Client-Owned Infrastructure
Best when the client requires their own VPS or private deployment. The system can run in containers with Postgres, Redis, API, worker, and dashboard services.
- More data-control for the client.
- More setup and maintenance overhead.
- Requires clear upgrade and support process.
Differentiators
| Area | Typical Automation Stack | Setter OS Direction |
|---|---|---|
| Runtime logic | Workflow JSON across n8n, edge functions, and external tasks. | Typed application code with queues, tests, and durable audit records. |
| Source of truth | CRM records, chat history, and prompt data split across platforms. | Canonical internal CRM and unified memory, with external tools as adapters. |
| GHL dependency | GHL is often assumed as the core platform. | GHL is useful and supported, but optional. Setter OS remains the brain. |
| Human control | Automation can send or update records without a consistent safety layer. | Policy, approval, override, handoff, and audit are first-class concepts. |
| Scaling clients | Each client becomes custom wiring. | Client packs and configuration keep the core reusable. |
| Future AI improvement | Manual prompt edits with limited traceability. | Self-learning insights and offline Auto-Research for reviewed improvements. |
Recommended Next Steps
1. Package And Validate The GHL Workspace Pack
Export or manually build the GHL snapshot/workflow templates and run the controlled GHL smoke test. This completes the client install story for GHL-heavy deployments.
2. Build Agent Builder V1
Start with the versioned agent/workflow model, setup wizard, reusable templates, publish/rollback semantics, and compiler warnings.

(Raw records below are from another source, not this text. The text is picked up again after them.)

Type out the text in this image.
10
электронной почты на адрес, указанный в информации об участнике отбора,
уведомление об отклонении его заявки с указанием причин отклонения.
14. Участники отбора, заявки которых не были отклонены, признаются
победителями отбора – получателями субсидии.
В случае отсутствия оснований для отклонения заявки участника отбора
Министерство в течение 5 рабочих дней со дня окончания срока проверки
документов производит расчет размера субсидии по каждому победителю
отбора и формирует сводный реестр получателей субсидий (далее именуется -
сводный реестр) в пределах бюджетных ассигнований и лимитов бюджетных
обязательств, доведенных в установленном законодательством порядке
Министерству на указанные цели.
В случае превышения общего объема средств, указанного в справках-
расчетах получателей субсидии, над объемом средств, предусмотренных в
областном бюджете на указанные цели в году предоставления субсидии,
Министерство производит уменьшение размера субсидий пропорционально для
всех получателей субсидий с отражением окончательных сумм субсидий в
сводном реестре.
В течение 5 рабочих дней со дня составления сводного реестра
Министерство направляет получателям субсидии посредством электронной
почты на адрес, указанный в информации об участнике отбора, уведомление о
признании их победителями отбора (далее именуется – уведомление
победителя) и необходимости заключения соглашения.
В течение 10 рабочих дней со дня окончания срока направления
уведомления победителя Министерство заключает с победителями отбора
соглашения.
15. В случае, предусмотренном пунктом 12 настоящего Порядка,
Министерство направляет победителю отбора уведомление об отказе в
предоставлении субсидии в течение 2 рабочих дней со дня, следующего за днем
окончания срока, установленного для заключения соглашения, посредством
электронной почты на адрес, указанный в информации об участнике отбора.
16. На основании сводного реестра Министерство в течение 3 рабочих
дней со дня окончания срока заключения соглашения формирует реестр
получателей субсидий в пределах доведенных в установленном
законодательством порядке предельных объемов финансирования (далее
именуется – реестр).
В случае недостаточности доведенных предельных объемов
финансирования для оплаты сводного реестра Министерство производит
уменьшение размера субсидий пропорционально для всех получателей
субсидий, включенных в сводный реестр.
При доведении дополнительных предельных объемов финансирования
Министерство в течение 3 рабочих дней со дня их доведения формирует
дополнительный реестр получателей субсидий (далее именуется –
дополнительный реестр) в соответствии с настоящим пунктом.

Do this before investing in a full visual canvas.
3. Upgrade Training Into Simulation And Trace Lab
Make every agent testable before live traffic. Include persona conversations, expected outcomes, path traces, policy traces, and generated simulation reports.
4. Add Self-Learning And Auto-Research After The Test Harness Is Stable
Self-learning should first surface patterns and gaps. Auto-Research should then test candidate fixes offline and keep winning changes as drafts until approved by a human.